Ante un auditorio integrado por más de 1.300 dirigentes sectoriales y políticos en el predio del Golden Center de Parque Norte, el jefe de Estado bonaerense rechazó los argumentos oficiales sobre los plazos de estabilización. Kicillof trazó un diagnóstico crítico del primer tramo de gestión del presidente Javier Milei, denunciando la pérdida de 340.000 puestos de trabajo registrados y el cierre de aproximadamente 26.000 unidades productivas en todo el país.
Para el gobernador bonaerense, las variables de la actual recesión responden a una combinación asfixiante de apertura indiscriminada de importaciones, atraso cambiario, tarifas de servicios públicos elevadas y altas tasas de interés financiero. Sostuvo que este combo, sumado al desplome real de los ingresos de jubilados y asalariados, configura una de las etapas de destrucción de capacidades industriales más profundas de la historia argentina.
En su desglose de indicadores sectoriales, detalló las asimetrías de la economía actual. Mientras que los rubros primarios y de intermediación —como la minería, el petróleo, el gas y el sector financiero— muestran saldos positivos, las actividades ligadas al mercado interno evidencian caídas drásticas: un desplome del 10% en el comercio general, 16% en supermercados, 11% en la industria manufacturera y un 23% en la construcción.

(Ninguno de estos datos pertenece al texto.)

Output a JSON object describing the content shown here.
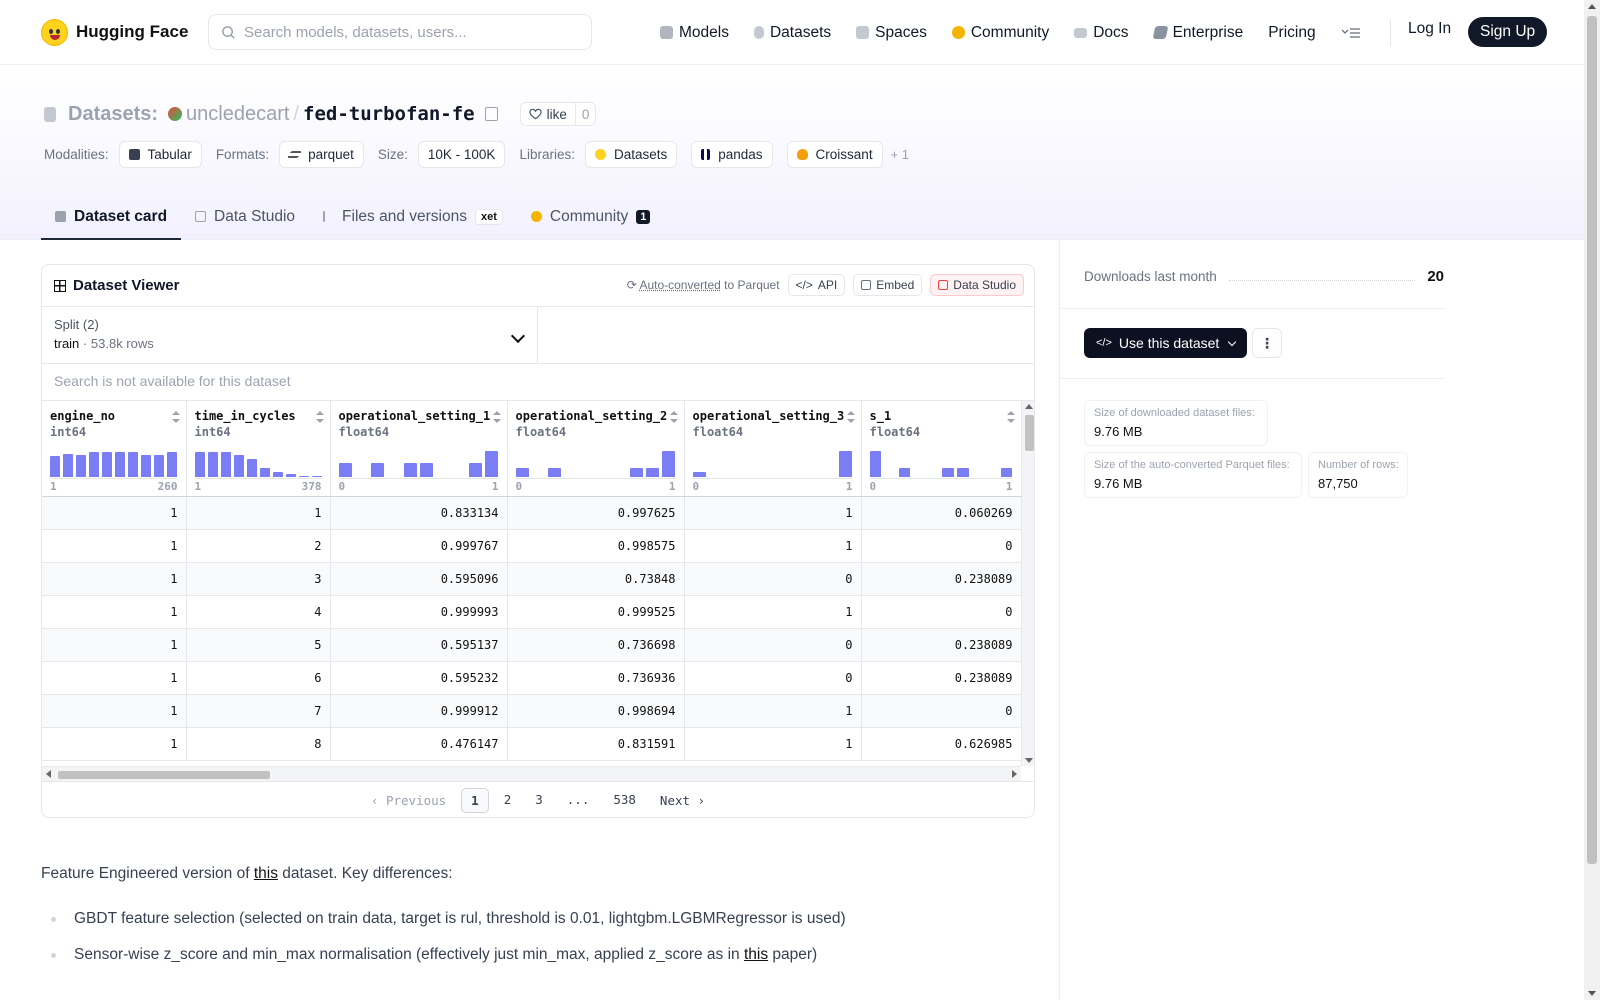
{
  "header": {
    "brand": "Hugging Face",
    "search_placeholder": "Search models, datasets, users...",
    "nav": [
      {
        "label": "Models",
        "icon": "cube-icon",
        "color": "#9ca3af"
      },
      {
        "label": "Datasets",
        "icon": "database-icon",
        "color": "#9ca3af"
      },
      {
        "label": "Spaces",
        "icon": "grid-icon",
        "color": "#9ca3af"
      },
      {
        "label": "Community",
        "icon": "community-icon",
        "color": "#f5b400"
      },
      {
        "label": "Docs",
        "icon": "book-icon",
        "color": "#9ca3af"
      },
      {
        "label": "Enterprise",
        "icon": "enterprise-icon",
        "color": "#6b7280"
      },
      {
        "label": "Pricing",
        "icon": "",
        "color": ""
      }
    ],
    "login": "Log In",
    "signup": "Sign Up"
  },
  "repo": {
    "kind": "Datasets:",
    "owner": "uncledecart",
    "slash": "/",
    "name": "fed-turbofan-fe",
    "like_label": "like",
    "like_count": "0"
  },
  "tags": {
    "modalities_label": "Modalities:",
    "modalities": [
      "Tabular"
    ],
    "formats_label": "Formats:",
    "formats": [
      "parquet"
    ],
    "size_label": "Size:",
    "size": [
      "10K - 100K"
    ],
    "libraries_label": "Libraries:",
    "libraries": [
      "Datasets",
      "pandas",
      "Croissant"
    ],
    "more": "+ 1"
  },
  "tabs": [
    {
      "label": "Dataset card",
      "active": true
    },
    {
      "label": "Data Studio"
    },
    {
      "label": "Files and versions",
      "badge": "xet"
    },
    {
      "label": "Community",
      "count": "1"
    }
  ],
  "viewer": {
    "title": "Dataset Viewer",
    "auto_converted": "Auto-converted",
    "to_parquet": "to Parquet",
    "api": "API",
    "embed": "Embed",
    "data_studio": "Data Studio",
    "split_label": "Split (2)",
    "split_value": "train",
    "split_dot": "·",
    "split_rows": "53.8k rows",
    "search_na": "Search is not available for this dataset",
    "columns": [
      {
        "name": "engine_no",
        "type": "int64",
        "min": "1",
        "max": "260",
        "hist": [
          0.8,
          0.9,
          0.85,
          0.95,
          0.95,
          0.95,
          0.95,
          0.85,
          0.85,
          0.95
        ]
      },
      {
        "name": "time_in_cycles",
        "type": "int64",
        "min": "1",
        "max": "378",
        "hist": [
          0.95,
          0.95,
          0.95,
          0.85,
          0.7,
          0.35,
          0.2,
          0.1,
          0.05,
          0.03
        ]
      },
      {
        "name": "operational_setting_1",
        "type": "float64",
        "min": "0",
        "max": "1",
        "hist": [
          0.55,
          0,
          0.55,
          0,
          0.55,
          0.55,
          0,
          0,
          0.55,
          1
        ]
      },
      {
        "name": "operational_setting_2",
        "type": "float64",
        "min": "0",
        "max": "1",
        "hist": [
          0.35,
          0,
          0.35,
          0,
          0,
          0,
          0,
          0.35,
          0.35,
          1
        ]
      },
      {
        "name": "operational_setting_3",
        "type": "float64",
        "min": "0",
        "max": "1",
        "hist": [
          0.18,
          0,
          0,
          0,
          0,
          0,
          0,
          0,
          0,
          1
        ]
      },
      {
        "name": "s_1",
        "type": "float64",
        "min": "0",
        "max": "1",
        "hist": [
          1,
          0,
          0.35,
          0,
          0,
          0.35,
          0.35,
          0,
          0,
          0.35
        ]
      }
    ],
    "rows": [
      [
        "1",
        "1",
        "0.833134",
        "0.997625",
        "1",
        "0.060269"
      ],
      [
        "1",
        "2",
        "0.999767",
        "0.998575",
        "1",
        "0"
      ],
      [
        "1",
        "3",
        "0.595096",
        "0.73848",
        "0",
        "0.238089"
      ],
      [
        "1",
        "4",
        "0.999993",
        "0.999525",
        "1",
        "0"
      ],
      [
        "1",
        "5",
        "0.595137",
        "0.736698",
        "0",
        "0.238089"
      ],
      [
        "1",
        "6",
        "0.595232",
        "0.736936",
        "0",
        "0.238089"
      ],
      [
        "1",
        "7",
        "0.999912",
        "0.998694",
        "1",
        "0"
      ],
      [
        "1",
        "8",
        "0.476147",
        "0.831591",
        "1",
        "0.626985"
      ]
    ],
    "pager": {
      "previous": "Previous",
      "pages": [
        "1",
        "2",
        "3",
        "...",
        "538"
      ],
      "current": "1",
      "next": "Next"
    }
  },
  "sidebar": {
    "downloads_label": "Downloads last month",
    "downloads_value": "20",
    "use_dataset": "Use this dataset",
    "stats": {
      "downloaded_label": "Size of downloaded dataset files:",
      "downloaded_value": "9.76 MB",
      "parquet_label": "Size of the auto-converted Parquet files:",
      "parquet_value": "9.76 MB",
      "rows_label": "Number of rows:",
      "rows_value": "87,750"
    }
  },
  "description": {
    "intro_before": "Feature Engineered version of ",
    "intro_link": "this",
    "intro_after": " dataset. Key differences:",
    "bullets": [
      {
        "text": "GBDT feature selection (selected on train data, target is rul, threshold is 0.01, lightgbm.LGBMRegressor is used)",
        "link": "",
        "after": ""
      },
      {
        "text": "Sensor-wise z_score and min_max normalisation (effectively just min_max, applied z_score as in ",
        "link": "this",
        "after": " paper)"
      }
    ]
  },
  "colors": {
    "accent": "#6366f1",
    "dark": "#111827",
    "brand_yellow": "#ffd21e"
  }
}
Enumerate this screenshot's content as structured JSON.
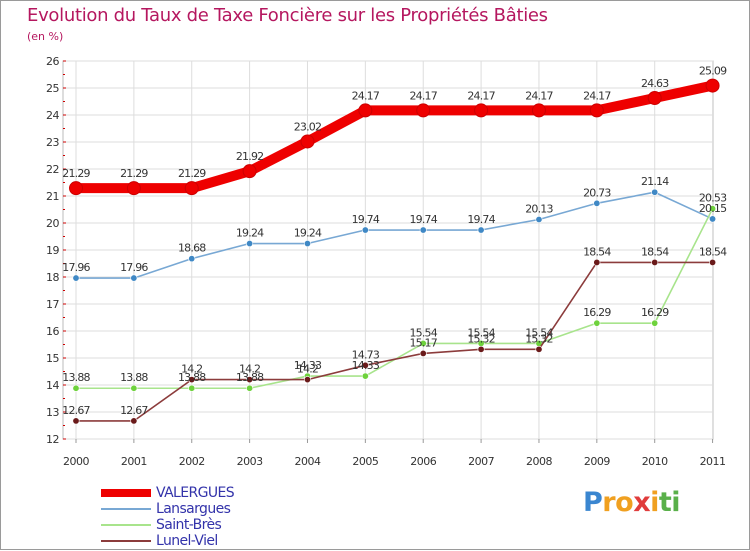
{
  "chart_data": {
    "type": "line",
    "title": "Evolution du Taux de Taxe Foncière sur les Propriétés Bâties",
    "unit_label": "(en %)",
    "x": [
      "2000",
      "2001",
      "2002",
      "2003",
      "2004",
      "2005",
      "2006",
      "2007",
      "2008",
      "2009",
      "2010",
      "2011"
    ],
    "ylim": [
      12,
      26
    ],
    "yticks": [
      "12",
      "13",
      "14",
      "15",
      "16",
      "17",
      "18",
      "19",
      "20",
      "21",
      "22",
      "23",
      "24",
      "25",
      "26"
    ],
    "grid": true,
    "series": [
      {
        "name": "VALERGUES",
        "color": "#ee0000",
        "marker": "#ee0000",
        "thick": true,
        "values": [
          21.29,
          21.29,
          21.29,
          21.92,
          23.02,
          24.17,
          24.17,
          24.17,
          24.17,
          24.17,
          24.63,
          25.09
        ],
        "labels": [
          "21.29",
          "21.29",
          "21.29",
          "21.92",
          "23.02",
          "24.17",
          "24.17",
          "24.17",
          "24.17",
          "24.17",
          "24.63",
          "25.09"
        ]
      },
      {
        "name": "Lansargues",
        "color": "#78a8d4",
        "marker": "#3f88c5",
        "thick": false,
        "values": [
          17.96,
          17.96,
          18.68,
          19.24,
          19.24,
          19.74,
          19.74,
          19.74,
          20.13,
          20.73,
          21.14,
          20.15
        ],
        "labels": [
          "17.96",
          "17.96",
          "18.68",
          "19.24",
          "19.24",
          "19.74",
          "19.74",
          "19.74",
          "20.13",
          "20.73",
          "21.14",
          "20.15"
        ]
      },
      {
        "name": "Saint-Brès",
        "color": "#a8e48c",
        "marker": "#6ed23c",
        "thick": false,
        "values": [
          13.88,
          13.88,
          13.88,
          13.88,
          14.33,
          14.33,
          15.54,
          15.54,
          15.54,
          16.29,
          16.29,
          20.53
        ],
        "labels": [
          "13.88",
          "13.88",
          "13.88",
          "13.88",
          "14.33",
          "14.33",
          "15.54",
          "15.54",
          "15.54",
          "16.29",
          "16.29",
          "20.53"
        ]
      },
      {
        "name": "Lunel-Viel",
        "color": "#8c3c3c",
        "marker": "#6a1a1a",
        "thick": false,
        "values": [
          12.67,
          12.67,
          14.2,
          14.2,
          14.2,
          14.73,
          15.17,
          15.32,
          15.32,
          18.54,
          18.54,
          18.54
        ],
        "labels": [
          "12.67",
          "12.67",
          "14.2",
          "14.2",
          "14.2",
          "14.73",
          "15.17",
          "15.32",
          "15.32",
          "18.54",
          "18.54",
          "18.54"
        ]
      }
    ]
  },
  "legend": {
    "items": [
      {
        "label": "VALERGUES",
        "color": "#ee0000"
      },
      {
        "label": "Lansargues",
        "color": "#78a8d4"
      },
      {
        "label": "Saint-Brès",
        "color": "#a8e48c"
      },
      {
        "label": "Lunel-Viel",
        "color": "#8c3c3c"
      }
    ]
  },
  "logo": {
    "letters": [
      "P",
      "r",
      "o",
      "x",
      "i",
      "t",
      "i"
    ],
    "colors": [
      "#3a86d0",
      "#f0a020",
      "#f0a020",
      "#e03c3c",
      "#f0a020",
      "#5ab04a",
      "#5ab04a"
    ]
  }
}
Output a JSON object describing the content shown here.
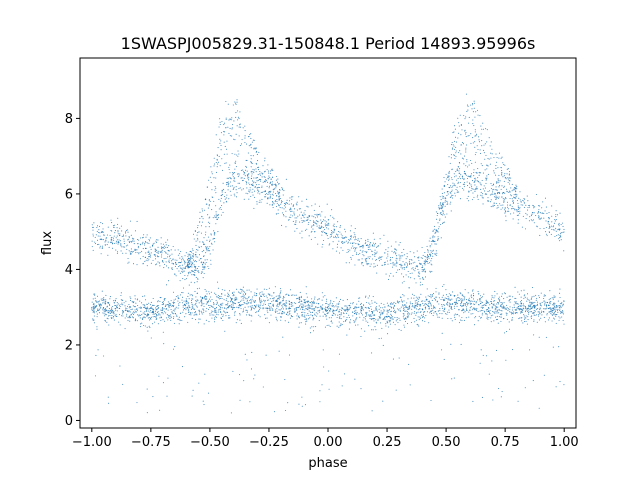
{
  "chart_data": {
    "type": "scatter",
    "title": "1SWASPJ005829.31-150848.1 Period 14893.95996s",
    "xlabel": "phase",
    "ylabel": "flux",
    "xlim": [
      -1.05,
      1.05
    ],
    "ylim": [
      -0.2,
      9.6
    ],
    "xticks": [
      -1.0,
      -0.75,
      -0.5,
      -0.25,
      0.0,
      0.25,
      0.5,
      0.75,
      1.0
    ],
    "xtick_labels": [
      "−1.00",
      "−0.75",
      "−0.50",
      "−0.25",
      "0.00",
      "0.25",
      "0.50",
      "0.75",
      "1.00"
    ],
    "yticks": [
      0,
      2,
      4,
      6,
      8
    ],
    "ytick_labels": [
      "0",
      "2",
      "4",
      "6",
      "8"
    ],
    "grid": false,
    "point_color": "#1f77b4",
    "series": [
      {
        "component": "baseline",
        "x": [
          -1.0,
          -0.75,
          -0.5,
          -0.25,
          0.0,
          0.25,
          0.5,
          0.75,
          1.0
        ],
        "y": [
          3.0,
          2.9,
          3.1,
          3.1,
          2.9,
          2.8,
          3.1,
          3.0,
          3.0
        ]
      },
      {
        "component": "upper branch",
        "x": [
          -1.0,
          -0.8,
          -0.6,
          -0.55,
          -0.5,
          -0.45,
          -0.4,
          -0.3,
          -0.2,
          -0.1,
          0.0,
          0.1,
          0.2,
          0.3,
          0.4,
          0.45,
          0.5,
          0.55,
          0.6,
          0.7,
          0.8,
          0.9,
          1.0
        ],
        "y": [
          5.0,
          4.6,
          4.1,
          4.0,
          4.5,
          5.8,
          6.4,
          6.2,
          5.8,
          5.4,
          5.0,
          4.7,
          4.4,
          4.2,
          4.0,
          4.6,
          5.8,
          6.4,
          6.3,
          6.0,
          5.7,
          5.4,
          5.0
        ]
      },
      {
        "component": "peak envelope",
        "x": [
          -0.6,
          -0.5,
          -0.45,
          -0.4,
          -0.35,
          -0.3,
          -0.2,
          0.4,
          0.5,
          0.55,
          0.6,
          0.65,
          0.7,
          0.8
        ],
        "y": [
          4.0,
          6.5,
          8.3,
          8.6,
          8.0,
          7.3,
          6.2,
          4.0,
          6.5,
          8.3,
          8.6,
          8.0,
          7.3,
          6.2
        ]
      }
    ]
  }
}
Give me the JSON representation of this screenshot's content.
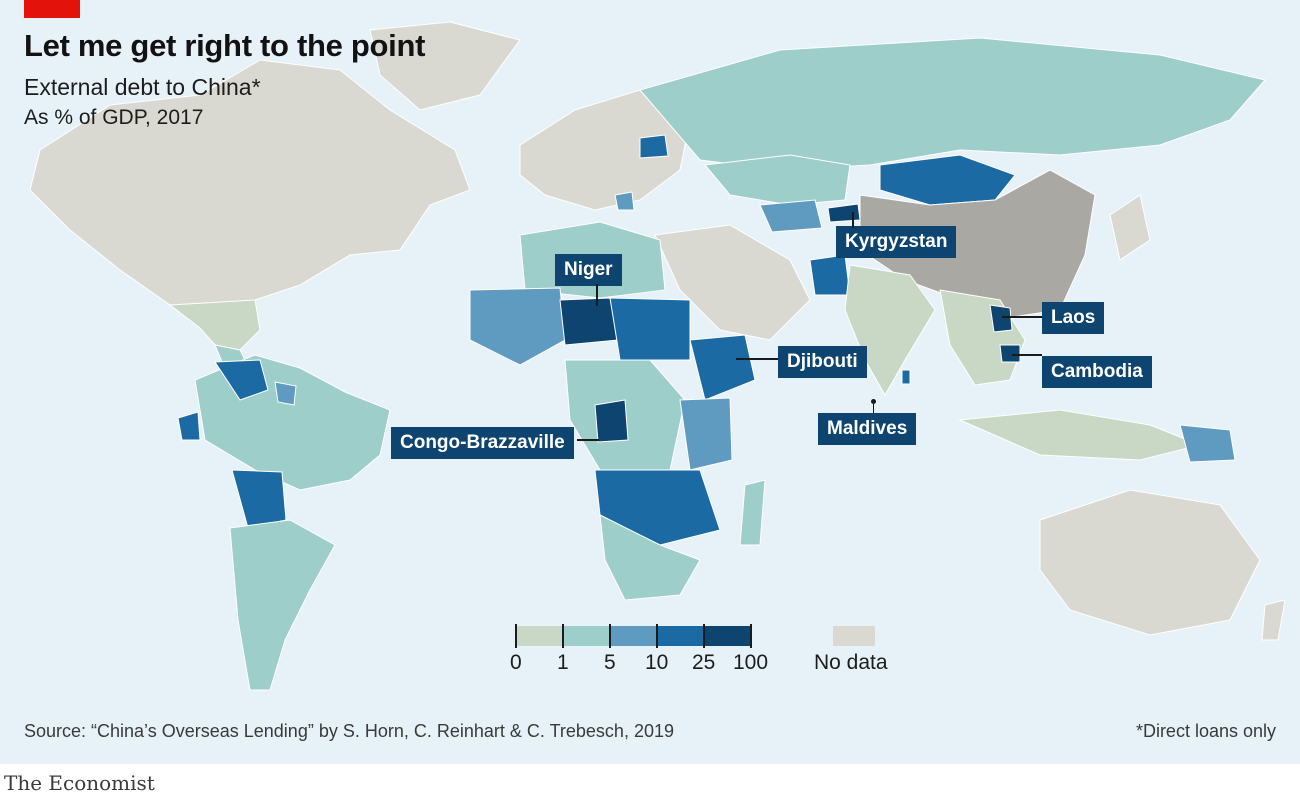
{
  "header": {
    "title": "Let me get right to the point",
    "subtitle": "External debt to China*",
    "unit": "As % of GDP, 2017"
  },
  "colors": {
    "ocean": "#e6f1f8",
    "nodata": "#dad9d1",
    "china": "#a9a8a3",
    "band_0_1": "#c9d7c5",
    "band_1_5": "#9ecec9",
    "band_5_10": "#5f9bc0",
    "band_10_25": "#1b6aa3",
    "band_25_100": "#0d4470",
    "accent_red": "#e3120b"
  },
  "legend": {
    "ticks": [
      "0",
      "1",
      "5",
      "10",
      "25",
      "100"
    ],
    "nodata_label": "No data"
  },
  "callouts": [
    {
      "id": "niger",
      "label": "Niger"
    },
    {
      "id": "kyrgyzstan",
      "label": "Kyrgyzstan"
    },
    {
      "id": "laos",
      "label": "Laos"
    },
    {
      "id": "djibouti",
      "label": "Djibouti"
    },
    {
      "id": "cambodia",
      "label": "Cambodia"
    },
    {
      "id": "congo",
      "label": "Congo-Brazzaville"
    },
    {
      "id": "maldives",
      "label": "Maldives"
    }
  ],
  "footer": {
    "source": "Source: “China’s Overseas Lending” by S. Horn, C. Reinhart & C. Trebesch, 2019",
    "footnote": "*Direct loans only",
    "brand": "The Economist"
  }
}
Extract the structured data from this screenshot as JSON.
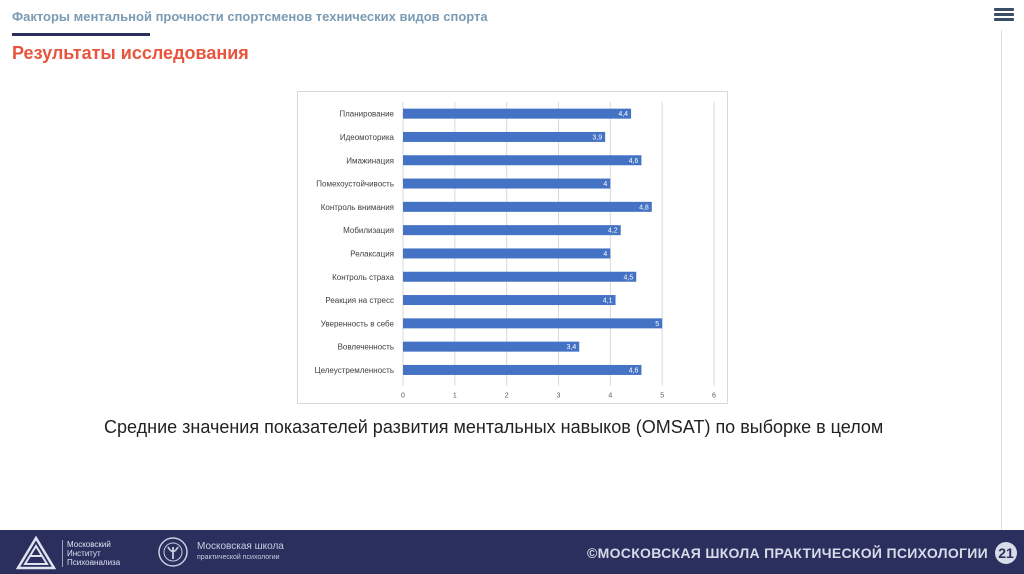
{
  "header": {
    "title": "Факторы ментальной прочности спортсменов технических видов спорта"
  },
  "section": {
    "title": "Результаты исследования"
  },
  "chart_data": {
    "type": "bar",
    "orientation": "horizontal",
    "categories": [
      "Планирование",
      "Идеомоторика",
      "Имажинация",
      "Помехоустойчивость",
      "Контроль внимания",
      "Мобилизация",
      "Релаксация",
      "Контроль страха",
      "Реакция на стресс",
      "Уверенность в себе",
      "Вовлеченность",
      "Целеустремленность"
    ],
    "values": [
      4.4,
      3.9,
      4.6,
      4,
      4.8,
      4.2,
      4,
      4.5,
      4.1,
      5,
      3.4,
      4.6
    ],
    "value_labels": [
      "4,4",
      "3,9",
      "4,6",
      "4",
      "4,8",
      "4,2",
      "4",
      "4,5",
      "4,1",
      "5",
      "3,4",
      "4,6"
    ],
    "xlim": [
      0,
      6
    ],
    "xticks": [
      "0",
      "1",
      "2",
      "3",
      "4",
      "5",
      "6"
    ],
    "grid": true,
    "bar_color": "#4472c4"
  },
  "caption": "Средние значения показателей развития ментальных навыков (OMSAT) по выборке в целом",
  "footer": {
    "logo_a_lines": [
      "Московский",
      "Институт",
      "Психоанализа"
    ],
    "logo_b_line1": "Московская школа",
    "logo_b_line2": "практической психологии",
    "copyright": "©МОСКОВСКАЯ ШКОЛА ПРАКТИЧЕСКОЙ ПСИХОЛОГИИ",
    "page_number": "21"
  }
}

Kicillof calificó el escenario general como una catástrofe y remarcó que, a contramano de las tendencias proteccionistas globales, la política económica local desconoce el valor estratégico del empresariado pyme. En esa línea, el mandatario instó a los presentes a articular una hoja de ruta alternativa de desarrollo que ponga el foco en la industria nacional, la educación pública, la ciencia y la tecnología aplicada a la producción.
El evento sectorial contó además con la presencia del jefe de Gobierno de la Ciudad de Buenos Aires, Jorge Macri, y del titular de la CAME, Ricardo Diab. Durante su intervención, el dirigente empresario reconoció el valor de la baja de la inflación pero reclamó de forma urgente medidas de alivio fiscal para el sector, solicitando formalmente la suspensión provisoria de las ejecuciones fiscales que pesan sobre las pequeñas empresas.